Heart is “normal,” he says. Fluid “normal.” Brain “normal.” Cerebellum “normal.” Stomach “normal,” and so on, and I never get tired of hearing that extraordinary word, “normal.” He moves the ultrasound device around until he gets a full view of the spine, which he’s been trying to get to. “Normal,” he says. There’s a pause. I hold my breath.

“There are three big markers for Down Syndrome,” he says. “None are present.” Before I fully exhale, the doctor says, “I’m very happy with the news we have.”

“Thank you for your expertise, doctor,” I say, shaking his hand. “You must love what you do.” He looks pleased. He smiles and replies, “We’re not gods. But we try to set a standard.” And then he leaves.

Lydia dries off the gel and gets dressed. In the course of an hour, my life has changed in that room, in ways I’m still grasping.

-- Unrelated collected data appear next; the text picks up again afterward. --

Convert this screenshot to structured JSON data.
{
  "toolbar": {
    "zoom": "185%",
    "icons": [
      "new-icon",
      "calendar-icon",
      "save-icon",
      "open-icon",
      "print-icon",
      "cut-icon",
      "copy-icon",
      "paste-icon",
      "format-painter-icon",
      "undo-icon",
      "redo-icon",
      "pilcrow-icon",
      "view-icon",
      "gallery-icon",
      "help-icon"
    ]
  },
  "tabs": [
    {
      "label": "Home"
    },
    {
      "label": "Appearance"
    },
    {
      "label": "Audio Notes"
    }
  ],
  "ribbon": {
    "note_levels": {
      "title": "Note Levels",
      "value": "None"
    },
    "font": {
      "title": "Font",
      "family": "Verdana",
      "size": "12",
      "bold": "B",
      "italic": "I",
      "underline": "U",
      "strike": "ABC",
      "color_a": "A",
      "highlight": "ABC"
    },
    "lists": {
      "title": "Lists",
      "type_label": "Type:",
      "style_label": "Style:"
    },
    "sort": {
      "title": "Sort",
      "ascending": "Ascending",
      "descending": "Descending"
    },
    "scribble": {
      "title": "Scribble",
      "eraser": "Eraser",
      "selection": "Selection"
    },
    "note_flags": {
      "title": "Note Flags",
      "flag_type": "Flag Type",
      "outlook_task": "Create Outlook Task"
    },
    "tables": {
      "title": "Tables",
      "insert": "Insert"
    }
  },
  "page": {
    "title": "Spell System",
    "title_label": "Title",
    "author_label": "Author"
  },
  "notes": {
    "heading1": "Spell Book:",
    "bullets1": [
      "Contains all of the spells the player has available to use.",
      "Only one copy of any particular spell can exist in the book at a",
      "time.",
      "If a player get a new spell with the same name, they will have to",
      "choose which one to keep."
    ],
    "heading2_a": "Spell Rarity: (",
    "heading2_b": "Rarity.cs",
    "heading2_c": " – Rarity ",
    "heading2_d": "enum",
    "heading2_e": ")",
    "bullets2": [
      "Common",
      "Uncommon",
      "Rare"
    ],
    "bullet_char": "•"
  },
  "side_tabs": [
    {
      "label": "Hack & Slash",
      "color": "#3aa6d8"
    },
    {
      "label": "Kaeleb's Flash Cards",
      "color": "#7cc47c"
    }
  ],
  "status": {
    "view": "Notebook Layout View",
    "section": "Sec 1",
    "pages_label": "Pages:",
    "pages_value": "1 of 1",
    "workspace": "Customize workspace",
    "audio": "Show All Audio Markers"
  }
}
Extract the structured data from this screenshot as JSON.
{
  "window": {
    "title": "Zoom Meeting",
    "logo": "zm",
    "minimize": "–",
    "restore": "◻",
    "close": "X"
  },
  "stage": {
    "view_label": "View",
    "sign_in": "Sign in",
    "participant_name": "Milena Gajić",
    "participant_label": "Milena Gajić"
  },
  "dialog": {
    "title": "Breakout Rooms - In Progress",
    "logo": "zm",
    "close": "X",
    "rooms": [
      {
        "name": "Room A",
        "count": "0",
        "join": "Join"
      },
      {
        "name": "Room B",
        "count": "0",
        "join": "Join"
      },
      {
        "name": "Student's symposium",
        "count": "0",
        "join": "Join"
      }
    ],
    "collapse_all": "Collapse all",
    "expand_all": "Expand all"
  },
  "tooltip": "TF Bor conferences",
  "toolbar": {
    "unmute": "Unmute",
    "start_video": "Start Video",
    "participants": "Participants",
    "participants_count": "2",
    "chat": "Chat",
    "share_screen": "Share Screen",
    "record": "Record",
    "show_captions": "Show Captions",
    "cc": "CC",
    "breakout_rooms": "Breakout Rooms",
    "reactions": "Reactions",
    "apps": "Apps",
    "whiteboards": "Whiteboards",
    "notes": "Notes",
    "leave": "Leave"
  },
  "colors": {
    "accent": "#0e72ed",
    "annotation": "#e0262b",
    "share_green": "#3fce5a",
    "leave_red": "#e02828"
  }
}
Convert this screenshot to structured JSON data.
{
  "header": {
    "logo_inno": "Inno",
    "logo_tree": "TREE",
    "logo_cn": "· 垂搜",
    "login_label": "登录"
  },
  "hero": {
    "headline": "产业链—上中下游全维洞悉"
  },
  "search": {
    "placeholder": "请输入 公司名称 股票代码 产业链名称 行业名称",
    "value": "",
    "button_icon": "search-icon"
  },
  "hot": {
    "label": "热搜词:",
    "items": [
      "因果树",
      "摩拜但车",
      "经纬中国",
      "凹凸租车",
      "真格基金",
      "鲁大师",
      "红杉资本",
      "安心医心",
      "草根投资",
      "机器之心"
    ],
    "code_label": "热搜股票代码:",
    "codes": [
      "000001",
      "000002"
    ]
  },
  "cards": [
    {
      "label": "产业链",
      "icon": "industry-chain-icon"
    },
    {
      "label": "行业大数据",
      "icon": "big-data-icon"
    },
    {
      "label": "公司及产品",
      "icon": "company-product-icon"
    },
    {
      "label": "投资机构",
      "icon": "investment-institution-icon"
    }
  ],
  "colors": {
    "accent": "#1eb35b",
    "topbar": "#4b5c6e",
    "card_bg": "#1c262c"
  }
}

The road I’ve taken over all these decades to get to that ultrasound room has been as long and winding as any that Sir Paul sang about. As Lydia and I drive home, the twists and turns and bumps in the road of my past recede in the rear view mirror. A new road’s journey, one that a little boy will travel with us, winds out before me, farther than my eye can see, guided by my heart.

10 thoughts on “The Long and Winding Road to Your Ultrasound

  1. Congratulations, that is wonderful news, Scott and Lydia. Sounds like your baby is due around the new year ( if the scan was only done recently) …..

    I’m puzzled by your phrase :” As an uncle, I basked in a reflected child-light…” Were you referring to the Light in the child’s eyes, or the Light a child brings to their parents lives or God’s Light…. or something completely different…?

    Hope everything goes well for both of you and your little one when he arrives.

    Blessings

    yasmin
    Birmingham. UK

  2. Scott,

    Your words are so wonderfully sweet and touching. You so beautifully expressed your feelings about becoming a 58 year old father for the first time. I loved seeing it from your perspective; a man who believed that it would not be something he would most likely experience. And now here you are. I am so very happy for you.

    Marilyn
    Cleveland, OH

  3. What a wonderful article! You captured every emotion perfectly and eloquently.

    Every child is a blessing, but for me, having a son was meaningful because, as an only son, I wanted to ensure that my father’s family name would be carried on. I could never have imagined that a single moment would change my life perspective forever. That moment came when the nurse handed my newborn son to me for the first time.

    I look forward to reading more as you follow this road and know that your moment will be just as rewarding.

    pd
    Chagrin Falls, OH

  4. Scott, I’m so thrilled for you and Lydia! Your essay is beautiful and poignant, and I know you’ll be a wonderful father. Can’t wait to read more about your journey!

    Renee

  5. Scott, I am so happy for you and Lydia. I have to believe there is some magic in this from Patty Jo, the guardian angel of this baby if there ever was one. I’m sending my love and prayers to you all with a happy heart!

    Oh, and a friend of mine says all parents have 5 good years of parenting. It doesn’t matter how old you are, you have a good, energetic 5 years available. The cool part is when you are older you have other coping skills and will manage after those 5 years are up.